Şubat Devrimi savaştan bıkan askerlerin ve halkın II. Nikolay'ı devirmesiyle gerçekleşti. Geçici bir hükümet kuruldu. Bu hükümet çoğunlukla Menşeviklerden oluşmuştu ve hükümetin bir çok üyesi savaş yanlısı idi. Hükümetin ilk ayları özgürlükçü geçti. Yasaklı Pravda (Bolşeviklerin gazetesi) açıldı ve Bolşevikleri, halkı rehavete sürükleyecek küçük reformlar ve bazı politikalar izlendi. Bu sırada Lenin ünlü Mühürlü Tren ile Rusya'ya geldi.
Öncesinde Lenin kaldığı İsviçre'de Geçici Hükümeti ve Bolşevikleri eleştiren 5 mektup kaleme almıştı. Bunların sadece biri Stalin ve Kamanev'in yönettiği Pravda gazetesinde sansürlü yayınlandı. Lenin'in görüşlerinin şahsi olduğu ve partiyi bağlamadığı söylendi. Lenin başlarda partisinden dahi destek bulamamıştı. (Bir kaç isim hariç.) Halk ve Bolşevikler Geçici Hükümete güveniyordu. Lenin Rusya'ya gelince kendisinden bekleneni yapmadı ve şaşırtıcı bir biçimde Geçici Hükümete cephe aldı. Nisan Tezlerini kaleme aldı.

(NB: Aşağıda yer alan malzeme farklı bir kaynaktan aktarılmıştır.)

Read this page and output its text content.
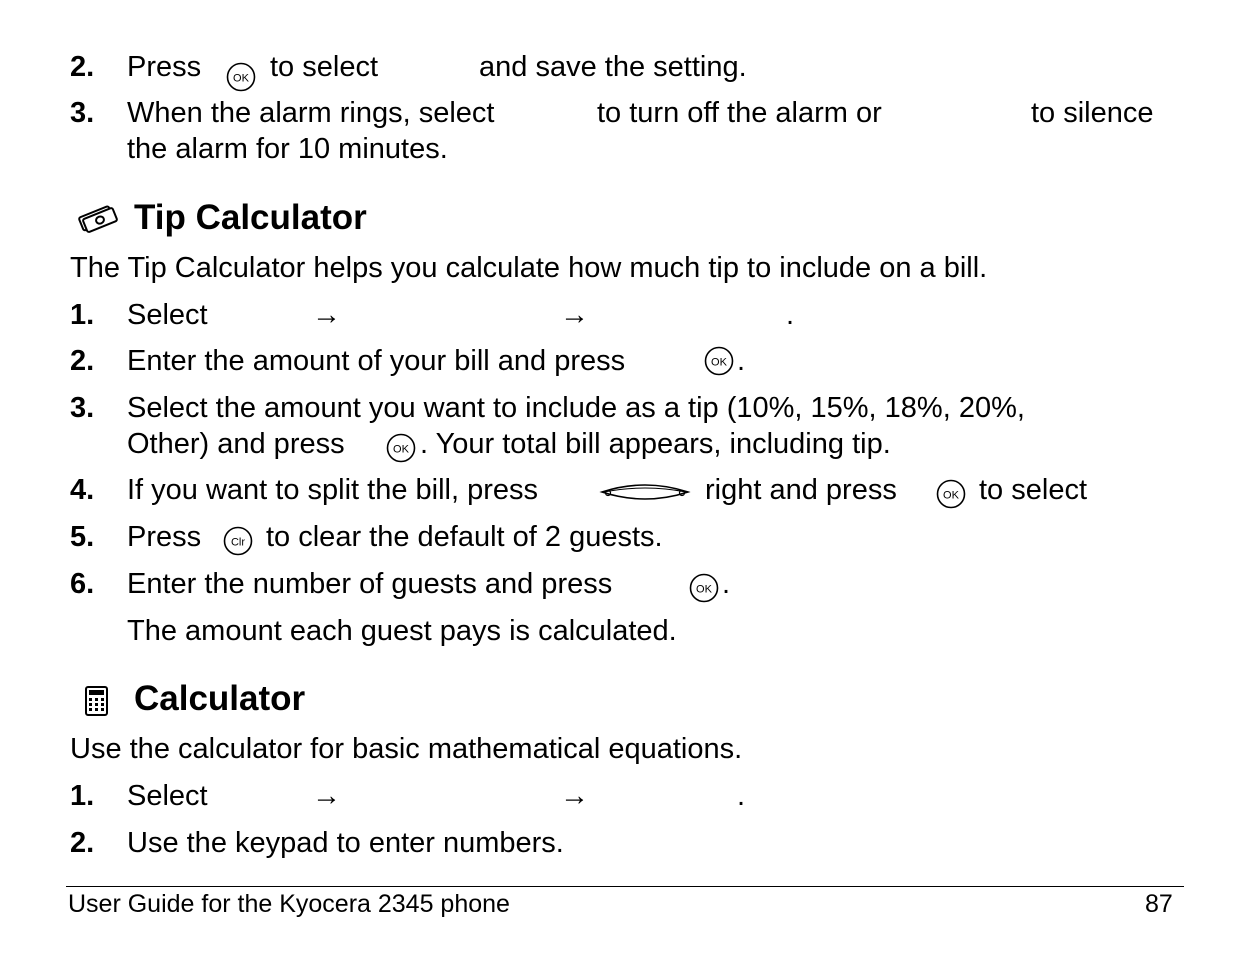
2. Press	OK to select	and save the setting.
3. When the alarm rings, select	to turn off the alarm or	to silence
the alarm for 10 minutes.
Tip Calculator
The Tip Calculator helps you calculate how much tip to include on a bill.
1. Select	→	→	.
2. Enter the amount of your bill and press	OK .
3. Select the amount you want to include as a tip (10%, 15%, 18%, 20%,
Other) and press	OK . Your total bill appears, including tip.
4. If you want to split the bill, press	right and press	OK to select
5. Press	Clr to clear the default of 2 guests.
6. Enter the number of guests and press	OK .
The amount each guest pays is calculated.
Calculator
Use the calculator for basic mathematical equations.
1. Select	→	→	.
2. Use the keypad to enter numbers.
User Guide for the Kyocera 2345 phone	87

Bu sırada hala Rusya savaştaydı. Halk savaşın bitmesini beklerken beklenen olmadı 18 Nisan'da Geçici Hükümetin dış işleri bakanı Milyukov Rusya'nın savaşa zafer gelene kadar devam edeceğini açıkladı. Halk ve askerler cevap olarak ise büyük gösteriler yaptılar ve Milyukov'un istifasını talep ettiler. Milyukov ve bazı bakanlar istifa etti fakat Hükümet savaş yanlısı tutumundan vazgeçmedi. Burada bir dipnot verelim. Geçici Hükümetin en önemli isimi Alexander Kerensky'dir. (Menşeviktir.) Kendisi gerek savaş öncesi gerek Şubat Devrimi sonrası savaş yanlısı idi. Milyukov ve diğer bakanları halkın önüne atmıştı ama kendisi ikili oyunlarla iktidarını sürdürdü.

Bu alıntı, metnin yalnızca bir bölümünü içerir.